Budget reconciliation option for change
There is one alternate route to make changes more swiftly or easily for the new administration and that is the budget reconciliation act process—which only requires a simple majority, Hoagland says. He cautions that if that reconciliation path is used to repeal the ACA without any Democratic support it could cut a rough path forward for any policies approved in that process.

Alan Mertz similarly cautioned the attendees at G2’s recent Lab Institute to watch what might be included in any budget reconciliation legislation—and highlighted the risk that lab copays could make a reappearance.

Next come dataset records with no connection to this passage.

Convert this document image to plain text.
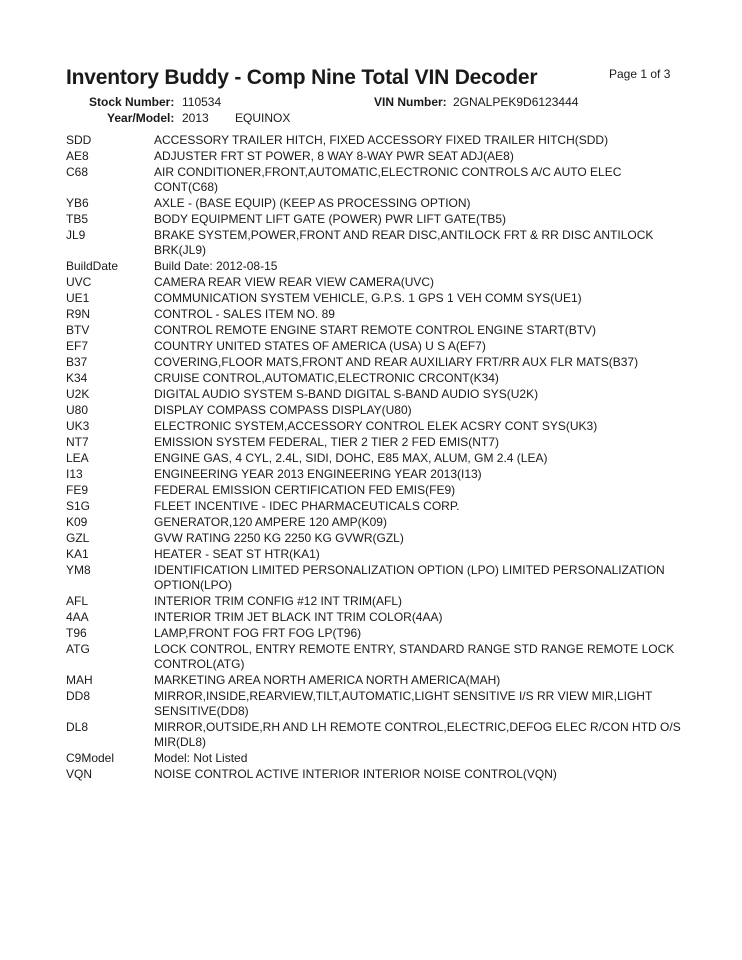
Inventory Buddy - Comp Nine Total VIN Decoder	Page 1 of 3
Stock Number: 110534	VIN Number: 2GNALPEK9D6123444
Year/Model: 2013 EQUINOX
SDD	ACCESSORY TRAILER HITCH, FIXED ACCESSORY FIXED TRAILER HITCH(SDD)
AE8	ADJUSTER FRT ST POWER, 8 WAY 8-WAY PWR SEAT ADJ(AE8)
C68	AIR CONDITIONER,FRONT,AUTOMATIC,ELECTRONIC CONTROLS A/C AUTO ELEC CONT(C68)
YB6	AXLE - (BASE EQUIP) (KEEP AS PROCESSING OPTION)
TB5	BODY EQUIPMENT LIFT GATE (POWER) PWR LIFT GATE(TB5)
JL9	BRAKE SYSTEM,POWER,FRONT AND REAR DISC,ANTILOCK FRT & RR DISC ANTILOCK BRK(JL9)
BuildDate	Build Date: 2012-08-15
UVC	CAMERA REAR VIEW REAR VIEW CAMERA(UVC)
UE1	COMMUNICATION SYSTEM VEHICLE, G.P.S. 1 GPS 1 VEH COMM SYS(UE1)
R9N	CONTROL - SALES ITEM NO. 89
BTV	CONTROL REMOTE ENGINE START REMOTE CONTROL ENGINE START(BTV)
EF7	COUNTRY UNITED STATES OF AMERICA (USA) U S A(EF7)
B37	COVERING,FLOOR MATS,FRONT AND REAR AUXILIARY FRT/RR AUX FLR MATS(B37)
K34	CRUISE CONTROL,AUTOMATIC,ELECTRONIC CRCONT(K34)
U2K	DIGITAL AUDIO SYSTEM S-BAND DIGITAL S-BAND AUDIO SYS(U2K)
U80	DISPLAY COMPASS COMPASS DISPLAY(U80)
UK3	ELECTRONIC SYSTEM,ACCESSORY CONTROL ELEK ACSRY CONT SYS(UK3)
NT7	EMISSION SYSTEM FEDERAL, TIER 2 TIER 2 FED EMIS(NT7)
LEA	ENGINE GAS, 4 CYL, 2.4L, SIDI, DOHC, E85 MAX, ALUM, GM 2.4 (LEA)
I13	ENGINEERING YEAR 2013 ENGINEERING YEAR 2013(I13)
FE9	FEDERAL EMISSION CERTIFICATION FED EMIS(FE9)
S1G	FLEET INCENTIVE - IDEC PHARMACEUTICALS CORP.
K09	GENERATOR,120 AMPERE 120 AMP(K09)
GZL	GVW RATING 2250 KG 2250 KG GVWR(GZL)
KA1	HEATER - SEAT ST HTR(KA1)
YM8	IDENTIFICATION LIMITED PERSONALIZATION OPTION (LPO) LIMITED PERSONALIZATION OPTION(LPO)
AFL	INTERIOR TRIM CONFIG #12 INT TRIM(AFL)
4AA	INTERIOR TRIM JET BLACK INT TRIM COLOR(4AA)
T96	LAMP,FRONT FOG FRT FOG LP(T96)
ATG	LOCK CONTROL, ENTRY REMOTE ENTRY, STANDARD RANGE STD RANGE REMOTE LOCK CONTROL(ATG)
MAH	MARKETING AREA NORTH AMERICA NORTH AMERICA(MAH)
DD8	MIRROR,INSIDE,REARVIEW,TILT,AUTOMATIC,LIGHT SENSITIVE I/S RR VIEW MIR,LIGHT SENSITIVE(DD8)
DL8	MIRROR,OUTSIDE,RH AND LH REMOTE CONTROL,ELECTRIC,DEFOG ELEC R/CON HTD O/S MIR(DL8)
C9Model	Model: Not Listed
VQN	NOISE CONTROL ACTIVE INTERIOR INTERIOR NOISE CONTROL(VQN)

Lab Institute is a year conference produced by G2 Intelligence, a division of Plain Language Media.

Value focus unlikely to change
Another question on the forefront of laboratories and other providers is any potential impact on reimbursement reforms such as PAMA and MACRA and the shift to value-based health care delivery and payment models. “Republican and Democratic policy analysts [agree] that fee for service reimbursement system is part of the problem of cost escalation,” responds Hoagland. He doesn’t foresee a change in that focus on shifting from fee for service to value based reimbursement. “It’s hard to argue against paying for value.”

Takeaway: Though change to ACA and health care systems may be coming, it may not come quickly or be as wholesale as promised or anticipated.